For an instant, he thought he saw what looked like a faint plume of smoke rising from one of the structures. That couldn't be right. It couldn't be smoke, it must be steam. On a warm day that might be explained by the sun heating off the moisture of dew, but not on a chill, cloudy day like today. In a sudden rush, Mariner recognized a possibility that both he and Griffith had overlooked.

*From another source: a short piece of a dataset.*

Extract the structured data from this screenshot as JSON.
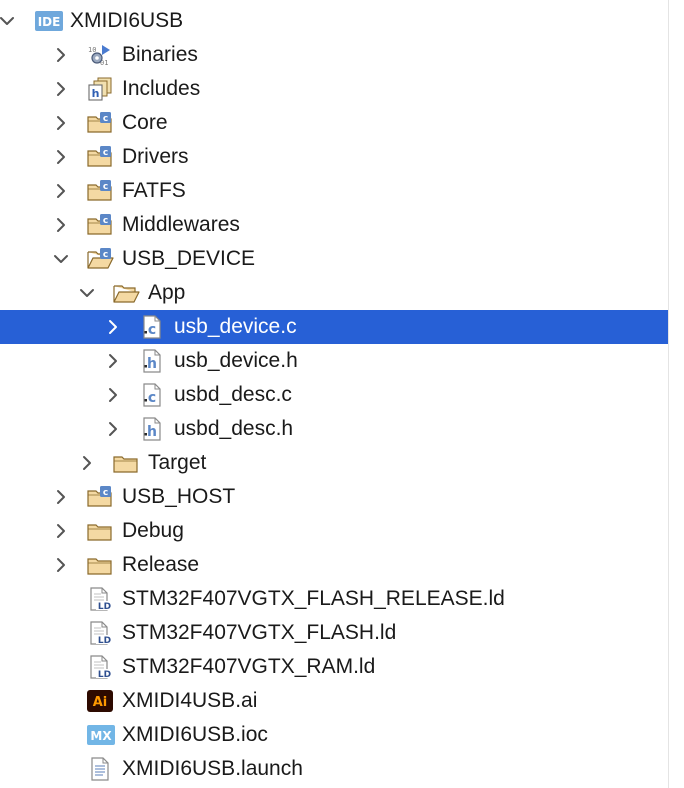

The new barn may be there for refrigerating produce but what about those poly tunnels? Willow had said that they couldn't be insulated, but what if he'd been lying about that? Climbing the flimsy fence Mariner went first to investigate the source of that vapour. Unfastening the flaps on the tunnel, he hoped and expected to see the rows of green plants that had eluded them in the barn, but he was to be disappointed for a second time. What confronted him instead was a vast expanse of brown and rotten vegetables with little sign of growth, very like the parsnips Willow had shown him on that first day he came here. The air inside the tunnel was warm and humid, which explained the steam he had seen, but it didn't account for why there seemed to be nothing of value growing in such a carefully manufactured atmosphere. Kneeling down Mariner examined the growth more closely. Was this simply some kind of plant matter he'd never come across before? As he stooped he felt a blast of warm air on his face, as if he was leaning over a kettle spout, and lifting the vegetation he saw underneath the steel grille of some kind of ventilation pipe coming up from under the ground. Standing upright, he emerged from the tunnel and looked over at the farm buildings, about two hundred yards away. He thought back to the time he had worked on the farm, and suddenly he knew exactly where that steam was being vented from, and why. This was the moment he should contact Griffith to report his suspicion, but the principle of evidence-based claims was deeply ingrained in his psyche, and having come unstuck before, this time he wanted to be absolutely sure of what he thought he knew. It wouldn't do any harm to just take a quick look first. Given the circumstances he would be in and out of the farm without anyone knowing.